A flea-borne disease once thought eradicated in the United States is making a comeback in Texas, with researchers identifying domestic cats and their fleas as a critical pathway for the bacterium causing murine typhus to enter households.
Flea-borne murine typhus, caused by the bacterium Rickettsia typhi, is resurging in parts of Texas. The illness, which was nearly eradicated across the country during the 1940s through vector-control campaigns targeting rat fleas, has led to hundreds of hospitalizations in areas like Galveston and is now being increasingly detected in South Texas.
The disease spreads to humans through infected flea feces rather than person-to-person contact. It typically causes fever, headache, rash, chills, joint pain, and nausea. However, severe cases can lead to hospitalization, organ failure, and death.
Texas has reported more than 6,700 cases of the illness between 2008 and 2023. A University of Texas Medical Branch study identified 149 adult cases in the Galveston area from 2019 through 2023, with nearly 80 percent requiring hospitalization and 33 needing intensive care. Two patients died during that period.

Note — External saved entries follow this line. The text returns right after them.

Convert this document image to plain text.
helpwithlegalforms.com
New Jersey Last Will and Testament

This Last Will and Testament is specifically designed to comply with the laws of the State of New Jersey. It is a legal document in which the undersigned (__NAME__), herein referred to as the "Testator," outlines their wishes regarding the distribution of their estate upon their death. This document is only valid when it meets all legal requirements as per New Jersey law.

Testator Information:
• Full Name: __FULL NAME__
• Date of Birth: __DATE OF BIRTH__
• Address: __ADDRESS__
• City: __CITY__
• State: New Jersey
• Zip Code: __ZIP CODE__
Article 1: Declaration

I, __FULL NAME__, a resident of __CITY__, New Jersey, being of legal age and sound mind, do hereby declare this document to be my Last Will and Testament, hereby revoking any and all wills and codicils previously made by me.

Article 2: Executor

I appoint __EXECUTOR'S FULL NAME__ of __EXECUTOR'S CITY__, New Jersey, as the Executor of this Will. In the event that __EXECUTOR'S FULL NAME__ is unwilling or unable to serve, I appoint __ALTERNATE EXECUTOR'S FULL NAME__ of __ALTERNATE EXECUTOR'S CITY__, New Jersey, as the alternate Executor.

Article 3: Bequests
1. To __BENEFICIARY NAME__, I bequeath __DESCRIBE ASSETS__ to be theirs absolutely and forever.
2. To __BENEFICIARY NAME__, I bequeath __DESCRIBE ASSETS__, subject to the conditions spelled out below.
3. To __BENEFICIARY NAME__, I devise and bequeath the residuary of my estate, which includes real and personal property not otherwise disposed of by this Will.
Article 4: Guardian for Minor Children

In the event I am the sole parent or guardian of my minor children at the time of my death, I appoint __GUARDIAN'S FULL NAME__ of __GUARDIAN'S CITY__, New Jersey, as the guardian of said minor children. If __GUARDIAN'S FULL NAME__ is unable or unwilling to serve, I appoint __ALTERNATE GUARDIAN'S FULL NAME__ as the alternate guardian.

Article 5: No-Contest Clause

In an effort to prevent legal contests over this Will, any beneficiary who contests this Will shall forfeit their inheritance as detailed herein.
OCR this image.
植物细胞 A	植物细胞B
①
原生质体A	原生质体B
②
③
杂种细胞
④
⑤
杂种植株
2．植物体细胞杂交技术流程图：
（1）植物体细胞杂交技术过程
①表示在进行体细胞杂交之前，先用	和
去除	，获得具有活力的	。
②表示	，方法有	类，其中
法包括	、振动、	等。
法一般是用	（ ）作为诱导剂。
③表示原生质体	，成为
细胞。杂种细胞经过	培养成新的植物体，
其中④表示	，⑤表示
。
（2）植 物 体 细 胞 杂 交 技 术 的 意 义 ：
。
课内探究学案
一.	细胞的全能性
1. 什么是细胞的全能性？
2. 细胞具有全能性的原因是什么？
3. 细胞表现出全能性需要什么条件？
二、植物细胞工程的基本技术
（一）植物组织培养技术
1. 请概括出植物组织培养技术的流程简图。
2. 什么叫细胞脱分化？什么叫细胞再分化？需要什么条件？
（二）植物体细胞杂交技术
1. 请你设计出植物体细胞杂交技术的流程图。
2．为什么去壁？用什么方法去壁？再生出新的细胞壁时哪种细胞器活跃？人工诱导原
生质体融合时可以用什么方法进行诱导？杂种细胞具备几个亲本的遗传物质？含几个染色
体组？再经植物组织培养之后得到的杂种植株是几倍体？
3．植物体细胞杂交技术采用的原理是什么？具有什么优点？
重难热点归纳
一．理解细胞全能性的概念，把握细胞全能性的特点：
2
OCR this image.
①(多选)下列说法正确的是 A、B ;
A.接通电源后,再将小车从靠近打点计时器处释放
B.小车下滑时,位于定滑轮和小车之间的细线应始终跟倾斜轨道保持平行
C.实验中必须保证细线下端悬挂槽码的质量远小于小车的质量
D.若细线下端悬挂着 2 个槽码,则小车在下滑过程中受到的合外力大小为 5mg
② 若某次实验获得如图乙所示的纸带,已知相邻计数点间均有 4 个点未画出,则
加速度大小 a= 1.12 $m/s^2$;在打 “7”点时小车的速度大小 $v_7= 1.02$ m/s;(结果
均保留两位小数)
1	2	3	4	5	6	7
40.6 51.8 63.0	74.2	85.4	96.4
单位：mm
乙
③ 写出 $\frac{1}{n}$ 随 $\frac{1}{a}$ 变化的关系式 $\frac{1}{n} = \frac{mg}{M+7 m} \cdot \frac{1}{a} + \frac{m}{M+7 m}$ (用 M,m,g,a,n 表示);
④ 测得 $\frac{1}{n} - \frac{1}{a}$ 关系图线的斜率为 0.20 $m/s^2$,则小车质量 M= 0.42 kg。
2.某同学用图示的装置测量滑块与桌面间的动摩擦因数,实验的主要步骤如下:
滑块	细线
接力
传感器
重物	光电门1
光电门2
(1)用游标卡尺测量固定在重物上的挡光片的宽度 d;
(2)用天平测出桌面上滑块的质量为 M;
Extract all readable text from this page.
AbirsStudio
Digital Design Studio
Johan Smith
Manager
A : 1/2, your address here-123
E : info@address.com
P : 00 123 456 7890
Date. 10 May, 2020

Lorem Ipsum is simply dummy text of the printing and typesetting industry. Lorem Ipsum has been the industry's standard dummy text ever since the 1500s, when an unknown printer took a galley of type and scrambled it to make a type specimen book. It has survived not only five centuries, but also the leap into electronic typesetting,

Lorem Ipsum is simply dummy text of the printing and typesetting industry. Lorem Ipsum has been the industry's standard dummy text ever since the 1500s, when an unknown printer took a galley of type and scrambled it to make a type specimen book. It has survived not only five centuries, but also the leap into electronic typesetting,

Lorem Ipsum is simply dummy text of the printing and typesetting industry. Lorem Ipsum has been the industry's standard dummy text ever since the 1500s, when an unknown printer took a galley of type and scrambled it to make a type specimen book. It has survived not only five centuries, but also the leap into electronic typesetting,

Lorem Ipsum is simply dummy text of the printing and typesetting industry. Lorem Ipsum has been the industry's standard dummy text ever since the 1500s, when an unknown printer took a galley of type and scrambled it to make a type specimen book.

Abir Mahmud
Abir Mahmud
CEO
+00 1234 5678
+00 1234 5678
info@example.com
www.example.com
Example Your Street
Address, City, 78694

Researchers found that older adults and individuals with underlying conditions such as obesity, diabetes, and chronic kidney disease are at higher risk for severe illness. Health officials report that murine typhus remains endemic in Bexar County, where case rates have stayed above pre-pandemic levels.
Experts attribute the resurgence to increasing cat populations, limited access to flea prevention, and warmer temperatures that favor flea activity. Public health officials urge pet owners to use veterinarian-approved flea treatments, reduce rodent activity around homes, and take precautions against flea bites to lower the risk of infection.
“The increased abundance of pet cats and stray or feral cats, socioeconomic conditions that prevent access to affordable flea protection on cats, and warming temperatures likely all promote flea infestation of cats and transmission of the bacteria that causes typhus,” said Dr. Sarah Hamer, Texas A&M University.